‘Natural Creation’ is based around highly polished metal figures and shapes in which you can see yourself and the landscape reflected together. It is part of a three-year programme of new work supported by the Heritage Lottery Fund and a range of other funders, in this case Arts Council England, celebrating and building on the North Pennines’ UNESCO Global Geopark designation.
The geology of Low Force has a story which goes back over 320 million years, to the Carboniferous period of earth history.
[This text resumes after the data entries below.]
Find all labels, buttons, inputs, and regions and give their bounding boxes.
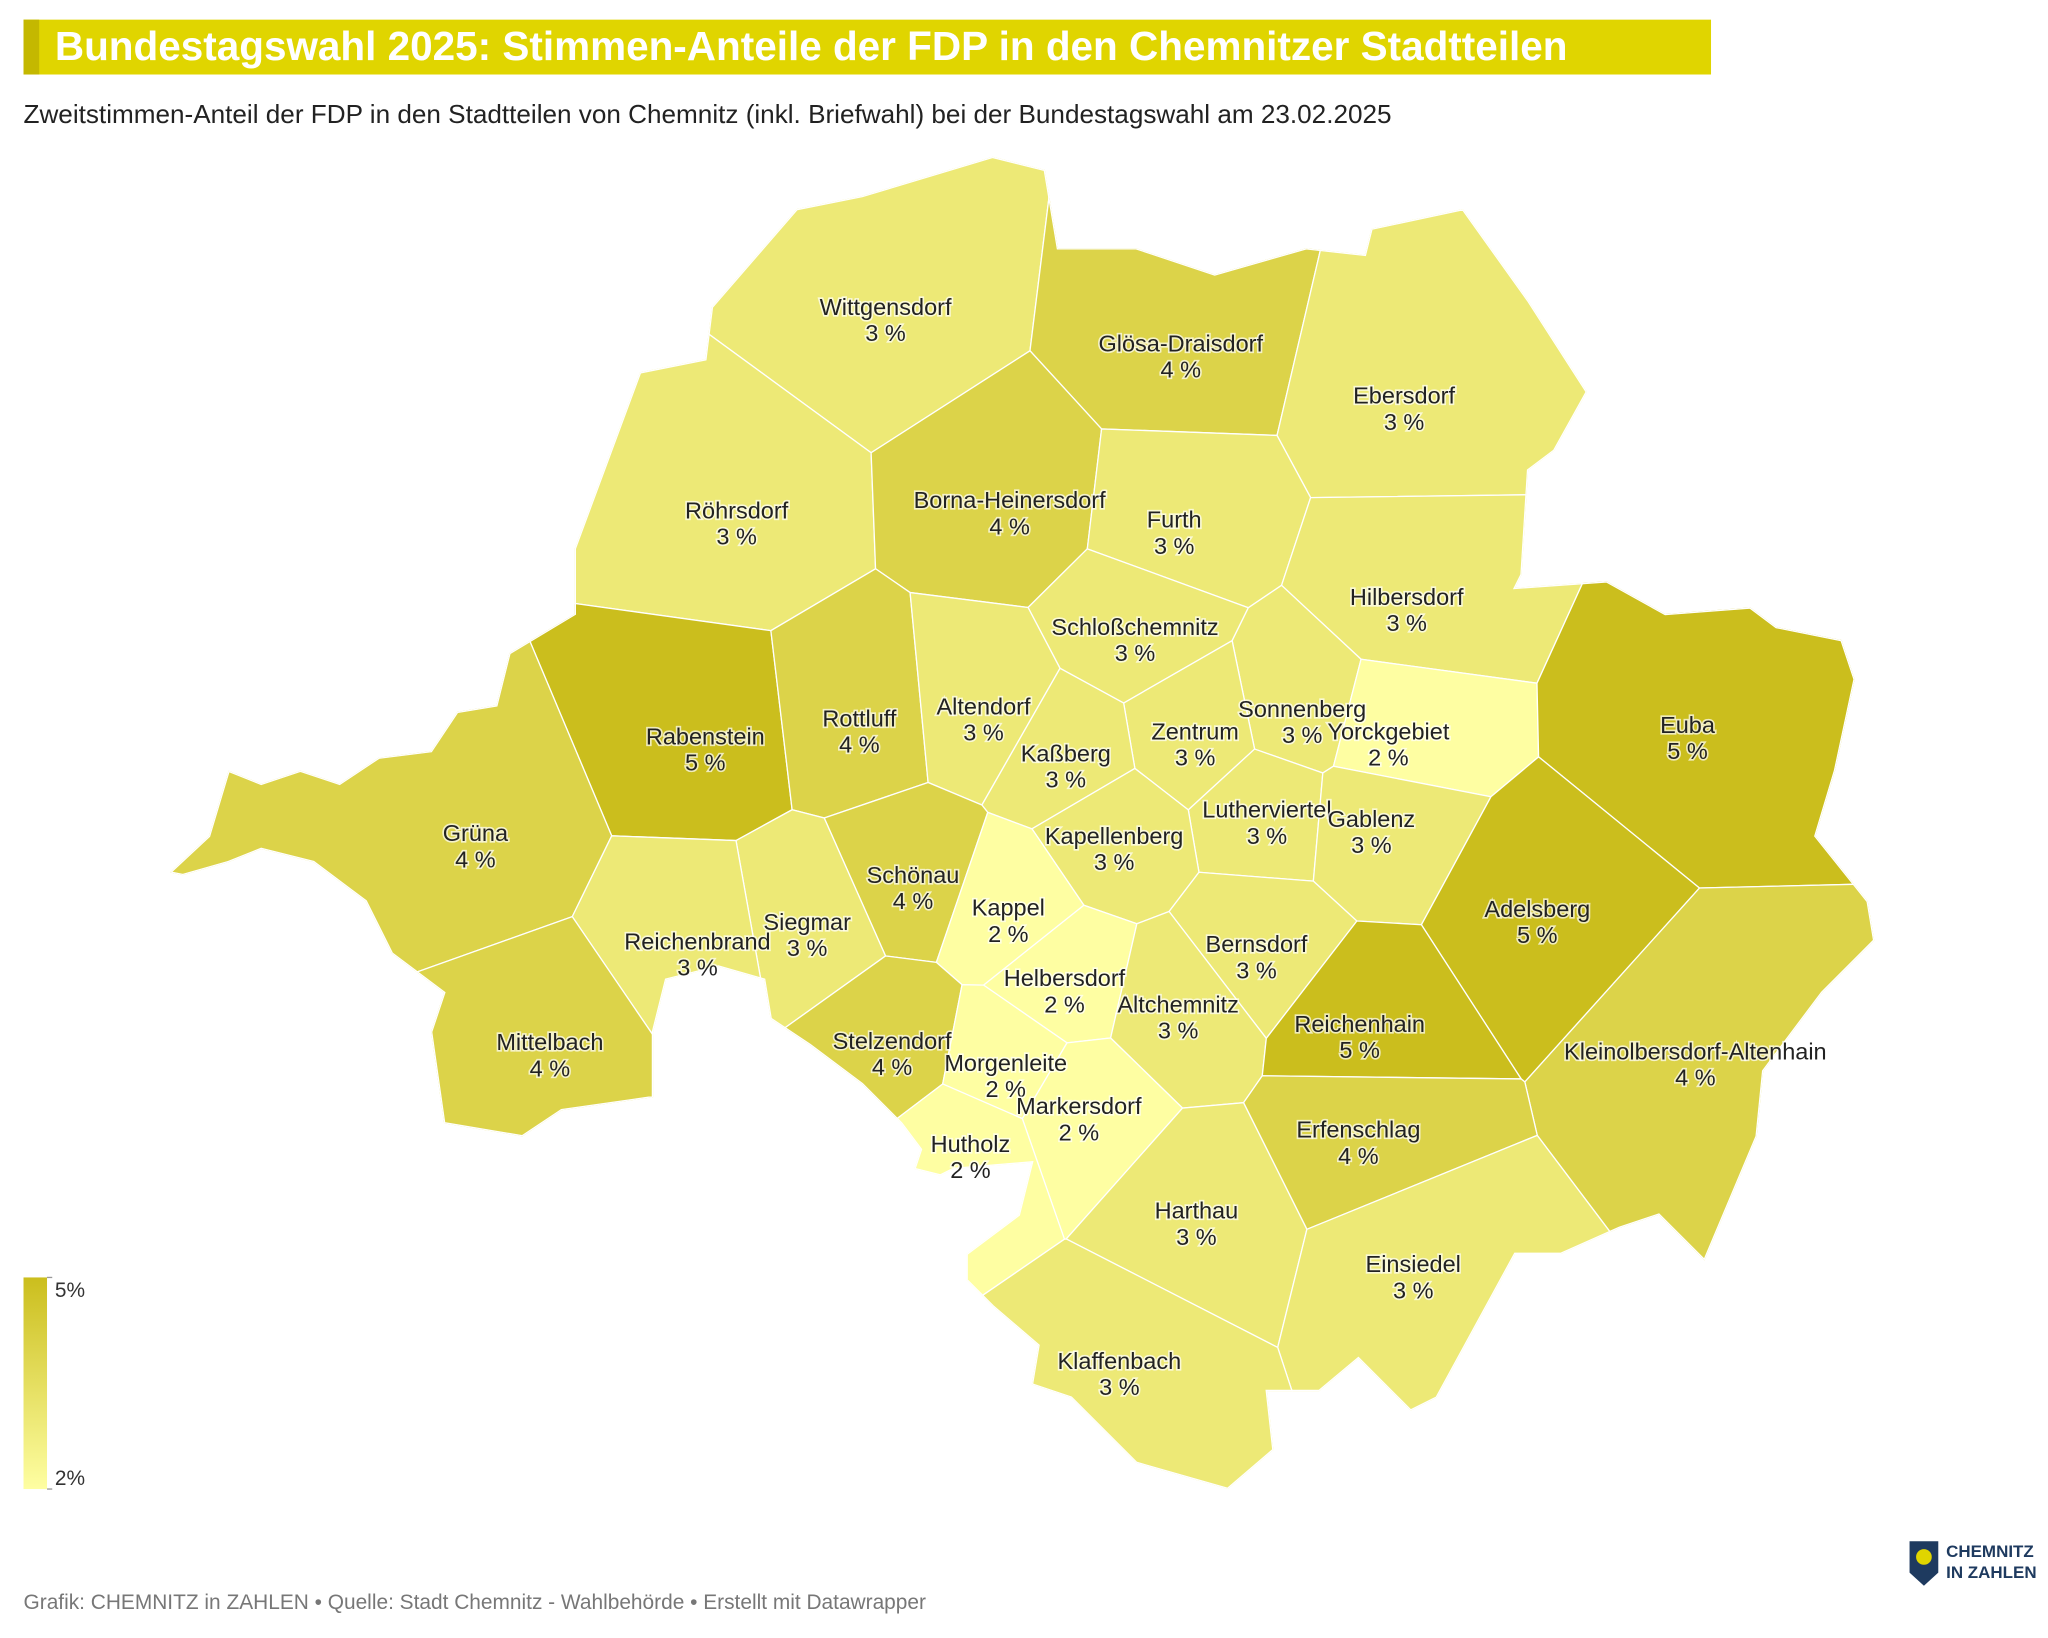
district	[1276, 156, 1875, 499]
title-accent	[23, 19, 40, 75]
district-value: 3 %	[1154, 533, 1195, 559]
district-value: 2 %	[1044, 991, 1085, 1017]
district-name: Erfenschlag	[1296, 1117, 1420, 1143]
district-name: Stelzendorf	[833, 1028, 952, 1054]
district-value: 3 %	[1393, 1277, 1434, 1303]
district-value: 3 %	[716, 524, 757, 550]
district-name: Grüna	[443, 820, 509, 846]
district-name: Ebersdorf	[1353, 383, 1455, 409]
legend-gradient	[23, 1277, 48, 1490]
district-value: 4 %	[893, 888, 934, 914]
district-value: 4 %	[872, 1054, 913, 1080]
district-value: 3 %	[1099, 1374, 1140, 1400]
district-name: Altchemnitz	[1117, 991, 1238, 1017]
district-value: 2 %	[1059, 1119, 1100, 1145]
district-name: Zentrum	[1151, 718, 1239, 744]
district-value: 4 %	[530, 1055, 571, 1081]
legend-label: 5%	[55, 1279, 85, 1302]
district-name: Schönau	[867, 862, 960, 888]
district-name: Morgenleite	[944, 1050, 1067, 1076]
district-value: 5 %	[1339, 1037, 1380, 1063]
district-value: 3 %	[1384, 409, 1425, 435]
district-value: 4 %	[1675, 1064, 1716, 1090]
district-value: 3 %	[1158, 1017, 1199, 1043]
logo-text: IN ZAHLEN	[1946, 1563, 2037, 1582]
district-name: Altendorf	[936, 694, 1031, 720]
district-name: Rottluff	[822, 705, 896, 731]
district-name: Furth	[1147, 507, 1202, 533]
district-name: Kappel	[972, 895, 1045, 921]
logo-text: CHEMNITZ	[1946, 1542, 2034, 1561]
district	[1536, 247, 1875, 889]
district-name: Einsiedel	[1366, 1251, 1461, 1277]
district-value: 3 %	[1386, 610, 1427, 636]
district-name: Adelsberg	[1484, 896, 1590, 922]
district-name: Gablenz	[1328, 806, 1416, 832]
footer: Grafik: CHEMNITZ in ZAHLEN • Quelle: Sta…	[24, 1591, 927, 1614]
district-value: 3 %	[1282, 722, 1323, 748]
district-name: Röhrsdorf	[685, 498, 789, 524]
district-name: Klaffenbach	[1057, 1348, 1181, 1374]
district-value: 5 %	[1667, 738, 1708, 764]
district-value: 4 %	[839, 731, 880, 757]
district-value: 3 %	[963, 720, 1004, 746]
district-value: 4 %	[1160, 357, 1201, 383]
district-name: Kleinolbersdorf-Altenhain	[1564, 1038, 1827, 1064]
legend: 5% 2%	[47, 1276, 85, 1490]
district-value: 3 %	[1176, 1224, 1217, 1250]
district-value: 3 %	[1236, 957, 1277, 983]
district-value: 3 %	[1351, 832, 1392, 858]
title-box	[23, 19, 1712, 75]
district-name: Kapellenberg	[1045, 823, 1184, 849]
district-name: Glösa-Draisdorf	[1098, 330, 1263, 356]
district-name: Harthau	[1155, 1198, 1239, 1224]
district-name: Helbersdorf	[1004, 965, 1126, 991]
district-value: 3 %	[1175, 744, 1216, 770]
district-name: Mittelbach	[496, 1029, 603, 1055]
district-name: Bernsdorf	[1206, 931, 1308, 957]
district-name: Reichenbrand	[624, 929, 770, 955]
district-value: 2 %	[988, 921, 1029, 947]
district-name: Schloßchemnitz	[1051, 614, 1218, 640]
subtitle: Zweitstimmen-Anteil der FDP in den Stadt…	[24, 99, 1392, 129]
chart-title: Bundestagswahl 2025: Stimmen-Anteile der…	[55, 23, 1568, 69]
district-value: 3 %	[1046, 767, 1087, 793]
district-value: 4 %	[455, 846, 496, 872]
district-value: 5 %	[1517, 922, 1558, 948]
district-name: Yorckgebiet	[1327, 718, 1449, 744]
district-value: 2 %	[950, 1157, 991, 1183]
district	[169, 156, 877, 632]
district-value: 4 %	[1338, 1143, 1379, 1169]
district-name: Reichenhain	[1294, 1011, 1425, 1037]
district-value: 3 %	[787, 935, 828, 961]
district-value: 3 %	[1247, 823, 1288, 849]
district-name: Sonnenberg	[1238, 696, 1366, 722]
district-name: Rabenstein	[646, 724, 765, 750]
district-value: 3 %	[1115, 640, 1156, 666]
district-value: 3 %	[1094, 849, 1135, 875]
district-value: 3 %	[865, 320, 906, 346]
district-name: Hilbersdorf	[1350, 584, 1464, 610]
legend-label: 2%	[55, 1467, 85, 1490]
district-name: Borna-Heinersdorf	[914, 487, 1106, 513]
district-name: Euba	[1660, 712, 1716, 738]
district-value: 2 %	[1368, 744, 1409, 770]
district-name: Wittgensdorf	[820, 294, 952, 320]
district-value: 3 %	[677, 955, 718, 981]
district-name: Kaßberg	[1021, 741, 1111, 767]
district-name: Markersdorf	[1016, 1093, 1142, 1119]
district-value: 2 %	[985, 1076, 1026, 1102]
district-name: Hutholz	[931, 1131, 1011, 1157]
district-value: 5 %	[685, 750, 726, 776]
district-name: Siegmar	[763, 909, 851, 935]
regions	[169, 156, 1875, 1490]
district-value: 4 %	[989, 513, 1030, 539]
logo-dot	[1916, 1549, 1932, 1565]
district	[169, 915, 723, 1490]
district-name: Lutherviertel	[1202, 797, 1331, 823]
Millions of years of changing climates and environments created alternating layers of limestone and sandstone rock, sometimes with a layer of shale. 295 million years ago, in the early Permian period, molten magma welled up in the earth through cracks and fissures in the layered rocks and spread out in a roughly horizontal layer between the Farne Islands and Teesdale. It never reached the surface (or we’d have had a volcano in the North Pennines) but instead it cooled underground for around 50 years, forming a hard, flat-lying layer that the old miners called the Whin Sill. Over the nearly three hundred million years since then, the rocks above the Whin Sill have been weathered and eroded away by earth processes. Where the hard, erosion-resistant Whin Sill crops out across the course of rivers, it forms the lip of waterfalls like at Low Force and High Force, just upstream.
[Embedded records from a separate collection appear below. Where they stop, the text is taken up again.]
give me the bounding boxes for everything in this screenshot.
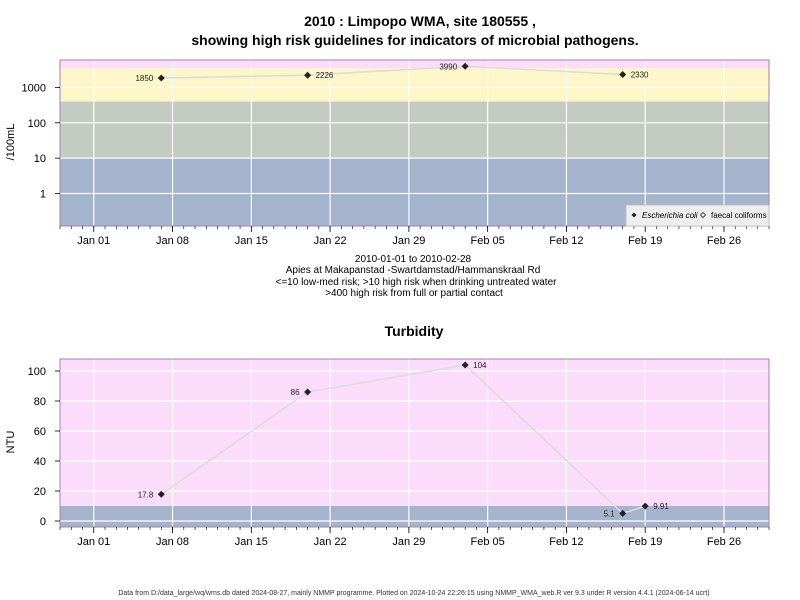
- data-point-2: [461, 361, 469, 369]
- data-label-0: 17.8: [138, 490, 154, 499]
- data-point-0: [157, 74, 165, 82]
- y-tick-label-4: 80: [34, 396, 46, 408]
- series-line-0: [161, 65, 623, 79]
- x-tick-label-1: Jan 08: [156, 536, 189, 548]
- legend-ecoli-marker: [631, 212, 637, 218]
- x-tick-label-7: Feb 19: [628, 536, 662, 548]
- turbidity-y-axis: 0 20 40 60 80 100: [28, 366, 60, 528]
- microbial-risk-bands: [60, 60, 769, 226]
- microbial-grid: [60, 60, 769, 226]
- x-tick-label-3: Jan 22: [314, 235, 347, 247]
- data-label-4: 9.91: [653, 502, 669, 511]
- data-label-2: 104: [473, 361, 487, 370]
- y-tick-label-3: 60: [34, 426, 46, 438]
- band-0: [60, 506, 769, 527]
- data-label-1: 2226: [316, 71, 334, 80]
- x-tick-label-8: Feb 26: [707, 235, 741, 247]
- y-tick-label-1: 10: [34, 153, 46, 165]
- microbial-data: 1850 2226 3990 2330: [135, 62, 649, 83]
- x-tick-label-4: Jan 29: [392, 536, 425, 548]
- x-tick-label-3: Jan 22: [314, 536, 347, 548]
- y-tick-label-3: 1000: [22, 82, 46, 94]
- x-tick-label-8: Feb 26: [707, 536, 741, 548]
- y-tick-label-2: 40: [34, 456, 46, 468]
- data-label-3: 5.1: [604, 509, 616, 518]
- band-1: [60, 359, 769, 506]
- x-tick-label-4: Jan 29: [392, 235, 425, 247]
- data-point-4: [641, 502, 649, 510]
- turbidity-y-axis-label: NTU: [5, 431, 17, 454]
- y-tick-label-1: 20: [34, 486, 46, 498]
- x-tick-label-6: Feb 12: [549, 536, 583, 548]
- chart-title-line2: showing high risk guidelines for indicat…: [191, 32, 638, 48]
- y-tick-label-2: 100: [28, 118, 46, 130]
- turbidity-plot-frame: [59, 358, 770, 528]
- subtitle-date-range: 2010-01-01 to 2010-02-28: [355, 254, 472, 265]
- data-point-2: [461, 62, 469, 70]
- data-point-0: [157, 490, 165, 498]
- band-2: [60, 68, 769, 102]
- data-point-3: [619, 71, 627, 79]
- legend-ecoli-label: Escherichia coli: [642, 211, 698, 220]
- footer-note: Data from D:/data_large/wq/wms.db dated …: [118, 590, 709, 597]
- x-tick-label-1: Jan 08: [156, 235, 189, 247]
- microbial-y-axis: 1 10 100 1000: [22, 82, 60, 200]
- y-tick-label-5: 100: [28, 366, 46, 378]
- subtitle-site-name: Apies at Makapanstad -Swartdamstad/Hamma…: [286, 265, 541, 276]
- x-tick-label-6: Feb 12: [549, 235, 583, 247]
- data-label-3: 2330: [631, 71, 649, 80]
- microbial-plot-frame: [59, 59, 770, 227]
- data-label-1: 86: [291, 388, 300, 397]
- y-tick-label-0: 1: [40, 188, 46, 200]
- band-1: [60, 101, 769, 159]
- turbidity-title: Turbidity: [385, 323, 444, 339]
- turbidity-bands: [60, 359, 769, 527]
- legend-box: [625, 204, 770, 227]
- turbidity-grid: [60, 359, 769, 527]
- chart-title-line1: 2010 : Limpopo WMA, site 180555 ,: [304, 13, 536, 29]
- legend-faecal-label: faecal coliforms: [711, 211, 767, 220]
- band-3: [60, 60, 769, 69]
- x-tick-label-2: Jan 15: [235, 235, 268, 247]
- data-point-1: [304, 71, 312, 79]
- data-label-0: 1850: [135, 74, 153, 83]
- subtitle-contact-guideline: >400 high risk from full or partial cont…: [325, 288, 503, 299]
- x-tick-label-0: Jan 01: [77, 235, 110, 247]
- microbial-legend: Escherichia coli faecal coliforms: [625, 204, 770, 227]
- microbial-y-axis-label: /100mL: [5, 124, 17, 161]
- x-tick-label-5: Feb 05: [471, 536, 505, 548]
- microbial-panel: 1 10 100 1000 Jan 01 Jan 08 Jan 15 Jan 22 Jan 2…: [5, 59, 770, 247]
- microbial-x-axis: Jan 01 Jan 08 Jan 15 Jan 22 Jan 29 Feb 05 Feb …: [59, 226, 770, 247]
- data-point-1: [304, 388, 312, 396]
- x-tick-label-0: Jan 01: [77, 536, 110, 548]
- subtitle-drinking-guideline: <=10 low-med risk; >10 high risk when dr…: [276, 277, 558, 288]
- turbidity-data: 17.8 86 104 5.1 9.91: [138, 361, 670, 518]
- x-tick-label-5: Feb 05: [471, 235, 505, 247]
- x-tick-label-7: Feb 19: [628, 235, 662, 247]
- data-point-3: [619, 509, 627, 517]
- x-tick-label-2: Jan 15: [235, 536, 268, 548]
- y-tick-label-0: 0: [40, 516, 46, 528]
- legend-faecal-marker: [699, 211, 707, 219]
- data-label-2: 3990: [439, 62, 457, 71]
- turbidity-x-axis: Jan 01 Jan 08 Jan 15 Jan 22 Jan 29 Feb 05 Feb …: [59, 527, 770, 548]
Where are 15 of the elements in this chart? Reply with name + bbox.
Artist Rob said: “Natural Creation celebrates the creative power and majesty of nature. My installation imagines the geological forces shaping and forming the land over millions of years. My aim is to reflect the dynamic forces at play in nature through the representation of the Whin Sill forcing its way through the ground. The mirrored figures represent our innate connection with our natural environment. They stand passively guarding the elements; a vestige of our past and a mirror to our future.”